明娴知道,一同入宫的有着如黄莺般清脆嗓子的秀女,生生将身体内的最后一丝精血呕出。
“你的声音很好听。”灵帝随口称赞,俊秀的面容让眼前的少女忍不住红了脸,含羞带怯地望了一眼,心想:“陛下不似传闻中的暴戾。”
“陛下素有头痛之症,劳烦姑娘为陛下哄睡,唱一夜的安眠曲。”安贵妃的随从这样说道。
那位英俊的、眉眼如画的、尊贵的陛下,安然睡了一夜,笑道:“果然动听,只是后半夜就哑得不成样子,打搅人睡眠了。”

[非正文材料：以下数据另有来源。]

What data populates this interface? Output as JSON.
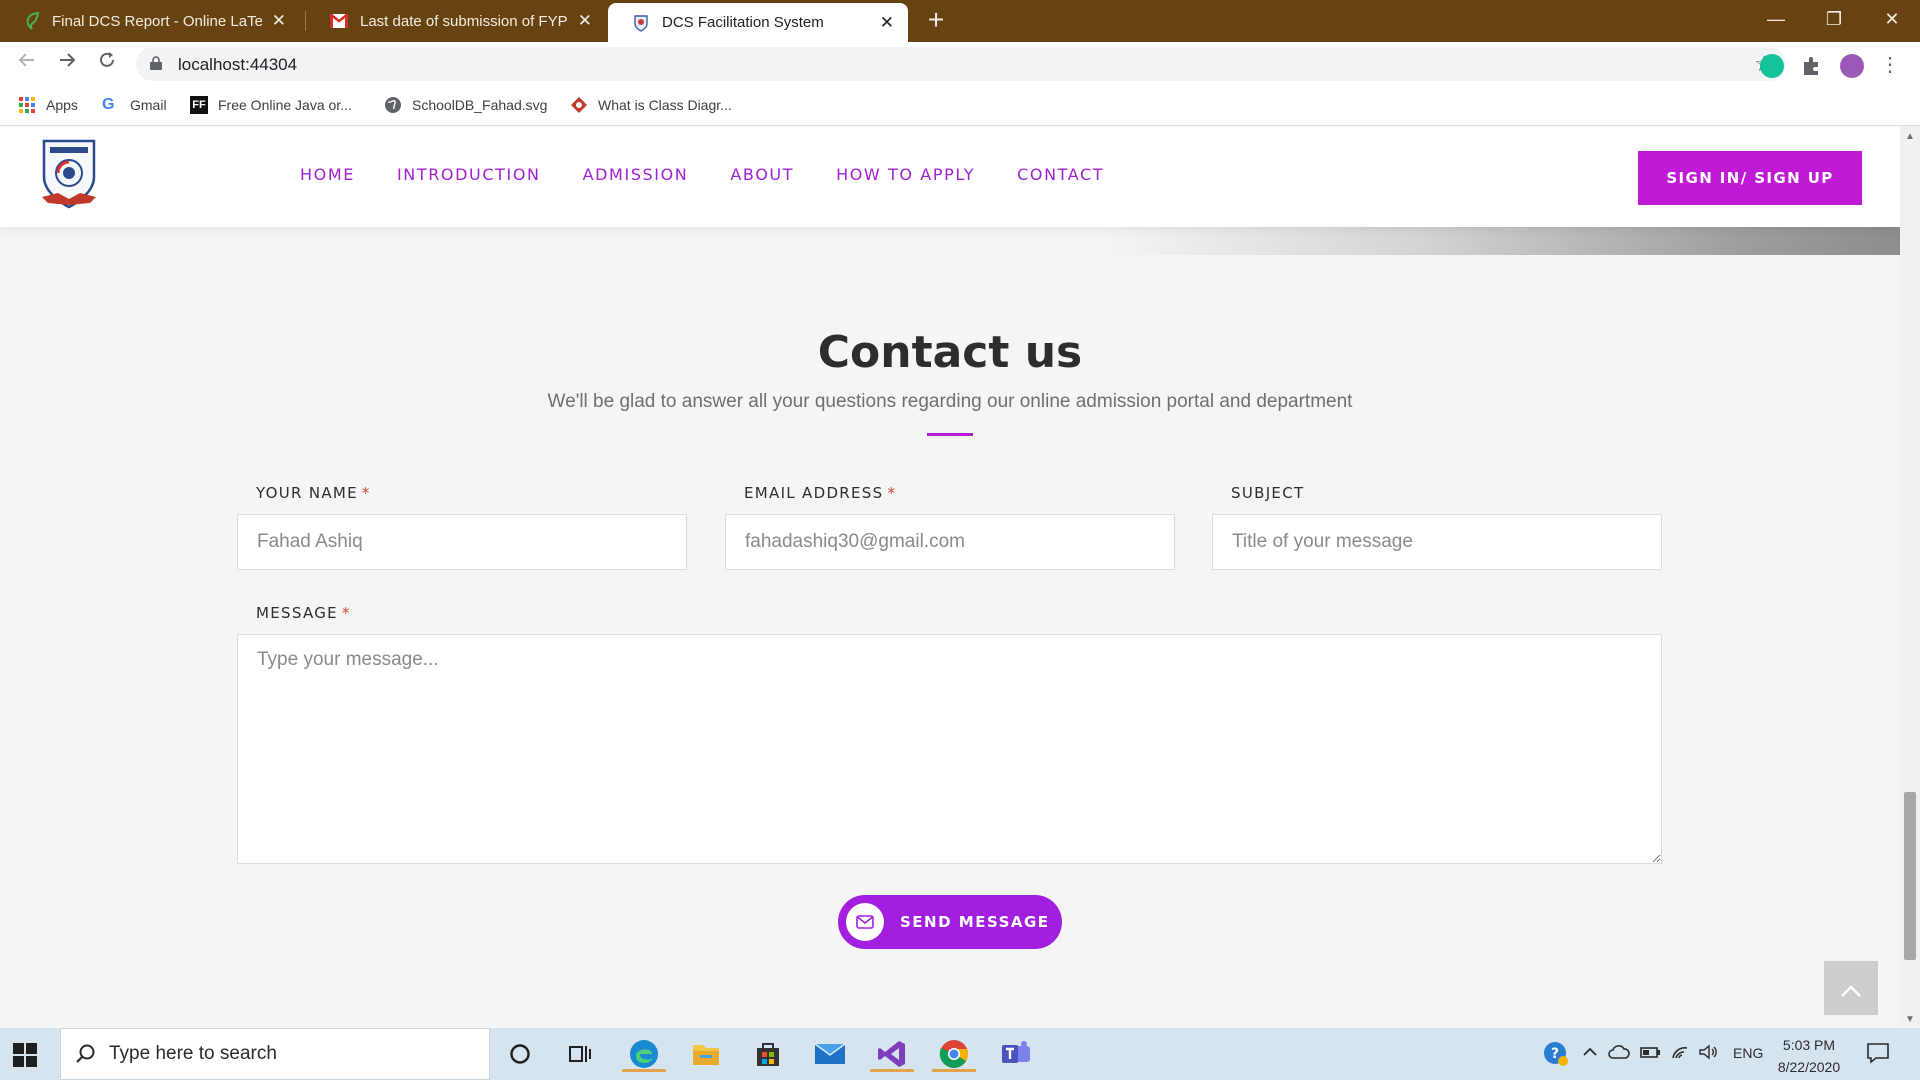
{
  "browser": {
    "tabs": [
      {
        "title": "Final DCS Report - Online LaTeX E",
        "icon": "overleaf-icon"
      },
      {
        "title": "Last date of submission of FYP fo",
        "icon": "gmail-icon"
      },
      {
        "title": "DCS Facilitation System",
        "icon": "site-favicon"
      }
    ],
    "url": "localhost:44304",
    "bookmarks": [
      "Apps",
      "Gmail",
      "Free Online Java or...",
      "SchoolDB_Fahad.svg",
      "What is Class Diagr..."
    ]
  },
  "site": {
    "nav": [
      "HOME",
      "INTRODUCTION",
      "ADMISSION",
      "ABOUT",
      "HOW TO APPLY",
      "CONTACT"
    ],
    "signin_label": "SIGN IN/ SIGN UP",
    "accent_color": "#b21fd0"
  },
  "contact": {
    "title": "Contact us",
    "subtitle": "We'll be glad to answer all your questions regarding our online admission portal and department",
    "name_label": "YOUR NAME",
    "name_value": "Fahad Ashiq",
    "email_label": "EMAIL ADDRESS",
    "email_value": "fahadashiq30@gmail.com",
    "subject_label": "SUBJECT",
    "subject_placeholder": "Title of your message",
    "message_label": "MESSAGE",
    "message_placeholder": "Type your message...",
    "required_mark": "*",
    "send_label": "SEND MESSAGE"
  },
  "taskbar": {
    "search_placeholder": "Type here to search",
    "language": "ENG",
    "time": "5:03 PM",
    "date": "8/22/2020"
  }
}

灵帝与安贵妃道,没有在意那位黄莺姑娘。李长风时年五岁,听闻父亲来到,十分欣喜,路上碰见两位太监抬走一个圆长的物体,忍不住问:“这是什么?”
两位内侍相互对看一眼,恭敬道:“一只巨大的鸟儿罢了。”
李长风养过狼,也养过大鹰,此时并不在乎,快速跑走了,声音越变越远:“快抬走吧。真晦气。”
“爹爹!阿娘!”李长风扒开门缝,正要欢呼出声,却见爹爹猛地重重甩了阿娘一巴掌,他惊恐地愣在原地,嘴里的哭声被吓得要溢出来。
奶娘及时地抱走了他。
阿娘,阿娘……你疼吗?
安贵妃被扇得偏过头,含泪屈辱的眼神正巧对上李长风扒出的门缝——可他已经被抱走了,趴在奶娘的肩上,看到了这一眼。
他一生难忘。
披着人皮的狼吞噬了这座皇城所有人的心血,以滋养自己。
明娴哄睡满面哭痕的幼儿,一张小巧的脸上满是疲倦,侍女轻手轻脚地端来一盆热水,为明娴盖上一层薄被。
自入宫以来朝夕相处的小侍女不忍直视这位主子身上的乌青伤痕,内心对凌驾于万人之上的灵帝又惊又怕。她试探着开口:“……热水好了。”
明娴抬头回之虚弱的感激一笑,眼下的两排牙齿印因动作牵扯出疼痛。